Antes que pensem que enlouqueci – nenhuma cultura é mais avessa ao risco do que a brasileira, e eu me incluo nela – es­­clareço que há em tudo um cálculo cuidadoso, típico da cidade que me educou, em que ponderados custo e benefício, o saldo será uma imensa felicidade, ainda que mais pobre, se é que al­­guém pode se permitir essa so­­berba. Em suma, não gostaria de entregar ao Estado (a essa altura da vida, só a ele, porque como aca­­dêmico já esgotei meus projetos e minha paciência) os dez anos que ainda me faltam para merecer aquela aposentadoria gorda do estamento federal. Pre­­firo gastar esses anos comigo mesmo, enquanto tenho tempo.
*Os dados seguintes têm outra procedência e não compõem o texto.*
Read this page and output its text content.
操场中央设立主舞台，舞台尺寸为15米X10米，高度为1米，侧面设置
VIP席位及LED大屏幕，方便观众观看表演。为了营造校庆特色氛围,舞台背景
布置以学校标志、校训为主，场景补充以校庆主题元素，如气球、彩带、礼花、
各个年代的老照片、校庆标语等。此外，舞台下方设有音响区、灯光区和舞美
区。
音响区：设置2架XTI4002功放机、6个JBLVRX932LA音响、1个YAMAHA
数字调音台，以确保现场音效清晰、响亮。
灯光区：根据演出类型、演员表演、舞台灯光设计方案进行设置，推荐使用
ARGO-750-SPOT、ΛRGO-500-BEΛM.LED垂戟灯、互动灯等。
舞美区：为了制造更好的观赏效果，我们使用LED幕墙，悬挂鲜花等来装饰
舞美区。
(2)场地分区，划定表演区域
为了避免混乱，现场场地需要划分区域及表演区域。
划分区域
Comecei a trabalhar aos 13, como datilógrafo em um escritório da Floriano Peixoto, nos tempos em que menores trabalhavam, e depois fui rolando pelos anos como artista alternativo. Só ganhei o primeiro ca­­rimbo na carteira de trabalho nos meus retardados 34 anos, quando começava minha vida oficial. Mereço uma autoaposentadoria.
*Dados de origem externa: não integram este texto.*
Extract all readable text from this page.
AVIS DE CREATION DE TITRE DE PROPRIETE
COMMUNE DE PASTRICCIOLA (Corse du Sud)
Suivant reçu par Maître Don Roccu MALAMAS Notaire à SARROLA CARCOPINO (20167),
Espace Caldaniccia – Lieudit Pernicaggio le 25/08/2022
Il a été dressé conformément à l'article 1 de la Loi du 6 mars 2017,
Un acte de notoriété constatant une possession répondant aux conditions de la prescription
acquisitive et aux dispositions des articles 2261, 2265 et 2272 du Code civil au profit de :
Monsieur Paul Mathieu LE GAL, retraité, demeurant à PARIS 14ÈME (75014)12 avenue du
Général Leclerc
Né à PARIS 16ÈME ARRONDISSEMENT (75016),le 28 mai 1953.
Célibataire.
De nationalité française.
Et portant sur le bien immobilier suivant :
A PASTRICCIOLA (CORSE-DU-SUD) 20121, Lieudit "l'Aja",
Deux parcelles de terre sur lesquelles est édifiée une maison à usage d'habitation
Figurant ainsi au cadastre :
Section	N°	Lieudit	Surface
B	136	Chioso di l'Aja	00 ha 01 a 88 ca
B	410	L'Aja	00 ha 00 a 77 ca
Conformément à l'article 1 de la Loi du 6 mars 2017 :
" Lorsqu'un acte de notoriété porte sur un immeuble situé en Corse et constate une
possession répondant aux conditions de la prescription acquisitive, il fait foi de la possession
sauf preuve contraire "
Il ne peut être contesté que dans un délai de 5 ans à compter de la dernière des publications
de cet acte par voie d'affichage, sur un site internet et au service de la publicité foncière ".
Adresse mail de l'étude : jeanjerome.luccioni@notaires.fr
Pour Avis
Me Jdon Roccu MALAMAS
Calculo que passaram por mim cerca de oito ou nove mil estudantes nessas duas décadas e meia, todos sempre com a mesma idade; só eu envelheci. Devo ter lido mais de 100.000 textos escritos por eles, o que sempre deixou meu ouvido e minha intuição sintonizados com a linguagem contemporânea, uma experiência inestimável para quem escreve. Sempre gostei de dar aulas, e acho que os alunos perceberam isso. Manti­­ve-me anos a fio mais um mestre-escola que um pesquisador, e graças à generosa tolerância de meus colegas, consegui escapar, fugindo sorrateiro pelos corredores, de cargos burocráticos infernais, o que me permitiu escrever os livros que escrevi desde Trapo. A universidade foi uma sólida e boa companhia que agora chega ao fim.

Diz a lenda – que minha vaidade ajudou a propagar – que saio da universidade para me dedicar a escrever. Não contem para ninguém, mas o que eu quero mesmo é curtir o ócio, en­­quanto ainda tenho saúde para desfrutá-lo. Claro que esse epicurismo tardio inclui alguma sombra de punição, como o clássico projeto da alimentação mais saudável e caminhadas diárias, mas o saldo é ótimo. Principal­­mente tempo – e o descompromisso psicológico – para ler tu­­do que eu sempre quis ler só pelo prazer da viagem.